# ISO Tunes Pro?



## SuperCubber (Feb 23, 2012)

Hi guys,

I'm curious is anyone out there has ISO Tunes Pro earbuds.

My wife ordered me some for Christmas, but then I started reading reviews…

I am not very picky, but I need them to do two things:

1. Reduce noise (appears they do this well).
2. Maintain a good connection with my phone while it's in my pocket (this is where the reviews scare me).

Can anyone that has them comment?

Thanks!


----------



## TimInIndiana (Jan 6, 2018)

I have these and they work quite well. I am able to maintain a good connection with my cell phone in my pocket.


----------



## EarlS (Dec 21, 2011)

I had them and wasn't happy with them. They didn't fit well, didn't really work as noise reducers, and the bluetooth had a lot of problems eve though my I-pod was in my pocket. The cord was always getting hung up in the back of my shirt and pulling the ear buds out. I wound up throwing them away when one of the ear buds broke off.

I haven't found any noise reducing ear buds that really work well. I went with a 3M ear muff that has blue tooth and 24 dB noise reduction.

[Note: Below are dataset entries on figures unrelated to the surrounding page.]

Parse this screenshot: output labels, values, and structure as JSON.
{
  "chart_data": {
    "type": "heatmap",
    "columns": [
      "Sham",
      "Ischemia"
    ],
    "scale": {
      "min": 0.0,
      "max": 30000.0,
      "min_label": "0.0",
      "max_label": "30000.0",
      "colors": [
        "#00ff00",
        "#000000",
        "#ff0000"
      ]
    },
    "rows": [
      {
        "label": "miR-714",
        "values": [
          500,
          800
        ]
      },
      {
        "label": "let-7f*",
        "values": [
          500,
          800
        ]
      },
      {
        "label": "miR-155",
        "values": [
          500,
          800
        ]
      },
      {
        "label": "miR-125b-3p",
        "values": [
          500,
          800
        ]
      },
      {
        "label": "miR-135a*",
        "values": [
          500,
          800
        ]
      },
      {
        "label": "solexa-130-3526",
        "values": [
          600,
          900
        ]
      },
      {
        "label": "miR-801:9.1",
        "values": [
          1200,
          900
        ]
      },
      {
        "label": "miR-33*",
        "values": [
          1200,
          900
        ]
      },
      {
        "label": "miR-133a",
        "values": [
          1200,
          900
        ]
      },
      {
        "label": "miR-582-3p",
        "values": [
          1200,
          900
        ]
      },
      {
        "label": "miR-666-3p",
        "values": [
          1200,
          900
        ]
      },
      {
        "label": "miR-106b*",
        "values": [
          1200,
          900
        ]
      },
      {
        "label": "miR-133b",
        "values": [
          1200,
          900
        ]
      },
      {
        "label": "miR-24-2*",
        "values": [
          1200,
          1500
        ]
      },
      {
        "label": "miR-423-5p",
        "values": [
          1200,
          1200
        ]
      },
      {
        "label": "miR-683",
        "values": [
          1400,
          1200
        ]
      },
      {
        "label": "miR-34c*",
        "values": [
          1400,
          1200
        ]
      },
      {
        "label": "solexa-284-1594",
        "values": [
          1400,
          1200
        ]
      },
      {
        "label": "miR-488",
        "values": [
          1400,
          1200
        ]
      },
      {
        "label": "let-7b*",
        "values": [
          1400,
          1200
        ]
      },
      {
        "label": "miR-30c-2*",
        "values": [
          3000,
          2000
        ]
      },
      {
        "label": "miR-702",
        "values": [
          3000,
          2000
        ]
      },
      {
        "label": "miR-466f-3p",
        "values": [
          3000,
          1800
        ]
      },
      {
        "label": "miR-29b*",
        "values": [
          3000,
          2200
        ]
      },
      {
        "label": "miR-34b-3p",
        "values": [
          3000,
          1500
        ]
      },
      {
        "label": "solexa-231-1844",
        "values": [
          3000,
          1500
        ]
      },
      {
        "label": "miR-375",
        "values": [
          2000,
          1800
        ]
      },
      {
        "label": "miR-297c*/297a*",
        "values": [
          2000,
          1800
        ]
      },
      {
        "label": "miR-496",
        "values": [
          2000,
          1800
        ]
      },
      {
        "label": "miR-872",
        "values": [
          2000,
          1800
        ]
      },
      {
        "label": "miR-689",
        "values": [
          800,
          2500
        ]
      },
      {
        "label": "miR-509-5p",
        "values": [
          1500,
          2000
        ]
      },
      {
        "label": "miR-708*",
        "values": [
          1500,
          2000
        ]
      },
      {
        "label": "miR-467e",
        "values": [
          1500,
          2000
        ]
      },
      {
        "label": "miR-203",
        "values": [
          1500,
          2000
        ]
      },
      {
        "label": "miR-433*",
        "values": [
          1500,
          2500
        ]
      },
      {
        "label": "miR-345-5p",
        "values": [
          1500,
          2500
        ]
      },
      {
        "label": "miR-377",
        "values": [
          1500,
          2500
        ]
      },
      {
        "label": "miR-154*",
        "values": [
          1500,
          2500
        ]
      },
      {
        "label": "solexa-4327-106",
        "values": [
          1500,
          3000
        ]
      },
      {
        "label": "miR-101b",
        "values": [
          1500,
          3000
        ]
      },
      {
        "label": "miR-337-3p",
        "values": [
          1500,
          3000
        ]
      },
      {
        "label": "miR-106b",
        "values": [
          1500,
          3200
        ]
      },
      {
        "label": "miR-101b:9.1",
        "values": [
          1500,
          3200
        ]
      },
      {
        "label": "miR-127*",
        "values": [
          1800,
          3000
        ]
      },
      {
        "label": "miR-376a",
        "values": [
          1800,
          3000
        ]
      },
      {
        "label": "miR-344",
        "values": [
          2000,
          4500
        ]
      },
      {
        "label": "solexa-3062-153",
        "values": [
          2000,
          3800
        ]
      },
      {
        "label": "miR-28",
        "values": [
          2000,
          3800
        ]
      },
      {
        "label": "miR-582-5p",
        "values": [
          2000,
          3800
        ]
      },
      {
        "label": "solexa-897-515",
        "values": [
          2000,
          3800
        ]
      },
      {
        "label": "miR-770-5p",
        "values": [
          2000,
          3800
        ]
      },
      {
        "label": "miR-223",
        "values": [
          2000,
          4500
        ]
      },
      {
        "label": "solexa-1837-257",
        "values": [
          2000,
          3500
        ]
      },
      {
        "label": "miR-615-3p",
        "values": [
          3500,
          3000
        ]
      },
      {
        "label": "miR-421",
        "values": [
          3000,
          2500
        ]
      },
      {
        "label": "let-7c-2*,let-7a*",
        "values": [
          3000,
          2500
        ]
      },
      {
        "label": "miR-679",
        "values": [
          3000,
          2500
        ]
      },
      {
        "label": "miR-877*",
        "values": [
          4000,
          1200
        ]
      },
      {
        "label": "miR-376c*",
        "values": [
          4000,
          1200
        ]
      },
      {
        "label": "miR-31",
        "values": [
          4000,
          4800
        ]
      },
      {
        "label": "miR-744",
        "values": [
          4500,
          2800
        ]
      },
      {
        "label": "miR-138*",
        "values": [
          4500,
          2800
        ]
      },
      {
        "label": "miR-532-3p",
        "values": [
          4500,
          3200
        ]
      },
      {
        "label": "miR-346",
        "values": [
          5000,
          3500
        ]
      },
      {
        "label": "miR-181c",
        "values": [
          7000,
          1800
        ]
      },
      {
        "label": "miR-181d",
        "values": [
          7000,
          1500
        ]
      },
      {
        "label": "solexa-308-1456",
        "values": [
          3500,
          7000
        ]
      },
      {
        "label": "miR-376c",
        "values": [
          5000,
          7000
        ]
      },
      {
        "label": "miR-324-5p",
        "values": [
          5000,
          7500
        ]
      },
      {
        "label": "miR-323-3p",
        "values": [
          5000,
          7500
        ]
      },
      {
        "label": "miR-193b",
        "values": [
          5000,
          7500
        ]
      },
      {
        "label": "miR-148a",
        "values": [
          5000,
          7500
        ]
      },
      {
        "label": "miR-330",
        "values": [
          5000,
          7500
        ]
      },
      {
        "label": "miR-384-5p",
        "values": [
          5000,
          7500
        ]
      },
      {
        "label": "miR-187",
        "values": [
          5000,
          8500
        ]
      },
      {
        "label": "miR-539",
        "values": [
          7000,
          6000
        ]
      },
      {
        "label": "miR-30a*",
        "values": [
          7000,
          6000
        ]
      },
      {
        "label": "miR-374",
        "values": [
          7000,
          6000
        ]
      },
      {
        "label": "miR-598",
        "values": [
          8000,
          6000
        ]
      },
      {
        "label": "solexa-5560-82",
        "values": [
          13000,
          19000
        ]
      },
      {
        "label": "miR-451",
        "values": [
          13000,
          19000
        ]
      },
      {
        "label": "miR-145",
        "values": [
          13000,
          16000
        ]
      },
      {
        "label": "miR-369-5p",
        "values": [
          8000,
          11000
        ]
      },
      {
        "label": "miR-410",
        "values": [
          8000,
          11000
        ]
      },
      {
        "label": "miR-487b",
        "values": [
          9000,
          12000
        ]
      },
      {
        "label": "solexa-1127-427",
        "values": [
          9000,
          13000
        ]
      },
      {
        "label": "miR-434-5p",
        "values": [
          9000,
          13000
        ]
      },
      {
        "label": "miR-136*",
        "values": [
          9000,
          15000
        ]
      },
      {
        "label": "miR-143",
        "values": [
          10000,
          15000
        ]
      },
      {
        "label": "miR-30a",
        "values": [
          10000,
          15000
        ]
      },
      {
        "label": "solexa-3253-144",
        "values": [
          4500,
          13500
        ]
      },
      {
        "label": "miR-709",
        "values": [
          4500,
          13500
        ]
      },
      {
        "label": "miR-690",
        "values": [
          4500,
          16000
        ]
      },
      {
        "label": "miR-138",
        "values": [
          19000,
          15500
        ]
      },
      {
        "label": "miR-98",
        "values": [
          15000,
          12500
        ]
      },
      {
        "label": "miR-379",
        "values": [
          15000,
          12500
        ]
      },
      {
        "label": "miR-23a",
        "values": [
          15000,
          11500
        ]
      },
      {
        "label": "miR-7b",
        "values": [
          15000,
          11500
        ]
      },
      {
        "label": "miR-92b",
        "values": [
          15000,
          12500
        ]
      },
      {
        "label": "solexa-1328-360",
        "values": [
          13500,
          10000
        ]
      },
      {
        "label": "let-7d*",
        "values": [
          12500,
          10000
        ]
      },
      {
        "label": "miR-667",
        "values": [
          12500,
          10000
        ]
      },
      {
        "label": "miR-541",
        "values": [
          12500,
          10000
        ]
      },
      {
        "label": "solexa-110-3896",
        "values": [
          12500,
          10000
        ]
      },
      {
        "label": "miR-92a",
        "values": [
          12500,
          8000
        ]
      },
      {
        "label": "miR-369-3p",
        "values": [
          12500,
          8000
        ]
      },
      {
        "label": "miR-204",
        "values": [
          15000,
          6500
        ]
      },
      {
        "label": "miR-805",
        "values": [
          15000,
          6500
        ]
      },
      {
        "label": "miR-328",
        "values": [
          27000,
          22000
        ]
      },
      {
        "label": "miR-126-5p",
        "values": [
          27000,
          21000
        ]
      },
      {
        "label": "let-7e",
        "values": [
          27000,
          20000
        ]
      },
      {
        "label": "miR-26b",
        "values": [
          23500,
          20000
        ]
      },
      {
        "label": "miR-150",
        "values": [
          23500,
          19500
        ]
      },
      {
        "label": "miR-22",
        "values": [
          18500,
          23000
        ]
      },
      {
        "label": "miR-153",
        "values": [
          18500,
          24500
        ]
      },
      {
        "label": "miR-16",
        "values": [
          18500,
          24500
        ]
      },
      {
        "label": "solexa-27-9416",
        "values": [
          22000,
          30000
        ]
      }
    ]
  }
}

I'm really picky since I have to wear hearing protection all day at work which makes my ears really sensitive. Your experience might be better than mine.


----------



## GaryCK (Apr 7, 2018)

They've worked well for me though I had left my MP3 player on a shelf in the middle of one wall to my shop. I reckon I never got more than 30 feet away from the iPod and it always stayed connected via Bluetooth well. They do a nice job of reducing noise for me as well.

I tried wearing them while on my riding mower, but that didn't work as the cord would catch on limbs on a few trees I tend to mow through as much as under.


----------



## CL810 (Mar 21, 2010)

Work well for me on both fronts.


----------



## SuperCubber (Feb 23, 2012)

Thanks for the input, gents!

Earl, I have the 3M earmuffs now and I quite like them. However, I travel quite a bit on airplanes so the ISO Tunes would pull double duty. Also, the earmuffs can get annoying when dealing with a respirator.


----------



## TimInIndiana (Jan 6, 2018)

Oh - remembered one thing when I saw this thread float back up to the top of the forum. I did have an issue with my first pair as I used the "wrong" USB charger and ruined it. ISOTunes sent me a replacement set free of charge without question.

Here's the relevant info from their website (this is also included in the user documentation): In order to ensure proper earbud performance, ONLY charge your ISOtunes PRO earbuds with a MAXIMUM 5 Watt (5V - 1.0 A) charger. Using any higher/faster speed charger could be dangerous and may damage your ISOtunes PRO product.


----------



## SuperCubber (Feb 23, 2012)

> Oh - remembered one thing when I saw this thread float back up to the top of the forum. I did have an issue with my first pair as I used the "wrong" USB charger and ruined it. ISOTunes sent me a replacement set free of charge without question.
> 
> Here s the relevant info from their website (this is also included in the user documentation): In order to ensure proper earbud performance, ONLY charge your ISOtunes PRO earbuds with a MAXIMUM 5 Watt (5V - 1.0 A) charger. Using any higher/faster speed charger could be dangerous and may damage your ISOtunes PRO product.
> 
> - TimInIndiana


Very good tip. Thanks!


----------